Day of Action for Pussy Riot

“What do you care?” asked a friend of a friend on Facebook. Or, as a BBC Radio 4 reporter asked me a little more eloquently, “Why are you protesting on behalf of Pussy Riot?”

I have to admit that compared to my Facebook comment response, my answer for Radio 4 was a little more genteel. (They’re the UK’s version of NPR, after all.)

Oh so many answers to that one. I’m a feminist artist supporting feminist artists. The disproportionate punishment, the astoundingly bureaucratic courtroom proceedings and the intertwining of church and state to the detriment of women that Pussy Riot were commenting on in the first place, all moved me to speak out, to march with a balaclava on my face and chant in Leeds city center the day before their sentencing.

Today, 1 October, is the day scheduled for Pussy Riot’s appeal (which has now been postponed).

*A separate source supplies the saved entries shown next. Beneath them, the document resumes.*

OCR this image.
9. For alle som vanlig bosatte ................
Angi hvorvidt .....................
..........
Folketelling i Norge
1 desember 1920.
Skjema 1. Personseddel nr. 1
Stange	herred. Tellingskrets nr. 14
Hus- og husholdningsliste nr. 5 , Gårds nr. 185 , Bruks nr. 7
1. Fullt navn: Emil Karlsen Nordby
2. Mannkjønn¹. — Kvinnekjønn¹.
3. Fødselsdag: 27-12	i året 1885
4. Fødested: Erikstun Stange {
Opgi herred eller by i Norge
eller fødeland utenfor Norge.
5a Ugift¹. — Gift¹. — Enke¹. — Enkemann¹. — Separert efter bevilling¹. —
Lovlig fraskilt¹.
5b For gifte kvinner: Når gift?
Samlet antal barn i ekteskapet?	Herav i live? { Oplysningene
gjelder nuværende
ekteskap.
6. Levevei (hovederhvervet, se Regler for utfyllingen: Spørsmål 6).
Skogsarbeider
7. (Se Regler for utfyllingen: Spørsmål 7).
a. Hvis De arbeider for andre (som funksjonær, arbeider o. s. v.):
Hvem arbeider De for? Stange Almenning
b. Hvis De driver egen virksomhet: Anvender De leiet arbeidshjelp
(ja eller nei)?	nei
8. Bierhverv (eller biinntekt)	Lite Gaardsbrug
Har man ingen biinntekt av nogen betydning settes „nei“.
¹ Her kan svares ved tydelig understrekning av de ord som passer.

Opinion is divided on what outcomes can be expected, or whether Putin will allow himself to appear to be swayed by international pressure.

A global day of action to mark the appeal has been supported by groups and individuals around the world, from Amnesty International to college feminist groups.

In England, attention will be focused on a peaceful protest outside the Russian Embassy: a gathering of poets reading outside.

They’ll be reading from Catechism: Poems for Pussy Riot, a digital anthology of 110 poems edited by Mark Burnhope, Sarah Crewe and Sophie Mayer in absolutely record time. They’ve put it out through English PEN, the founding chapter of PEN International, which is a group that advocates for freedom of expression on behalf of writers around the world.

Full disclosure: I contributed a poem and a stencil, and my inside view of the precision and speed with which these editors worked was breathtaking. It all happened over Facebook, email, Twitter and text messages after the initial call went up on the website. No bureaucracy, no payment, just feminist artists speaking out on behalf of other feminist artists.

With revisions and proofs turned around in a day, translations into Russian and hourly updates, it built up momentum which I hope will continue through the appeal, or provide solidarity, should this particular example of injustice continue.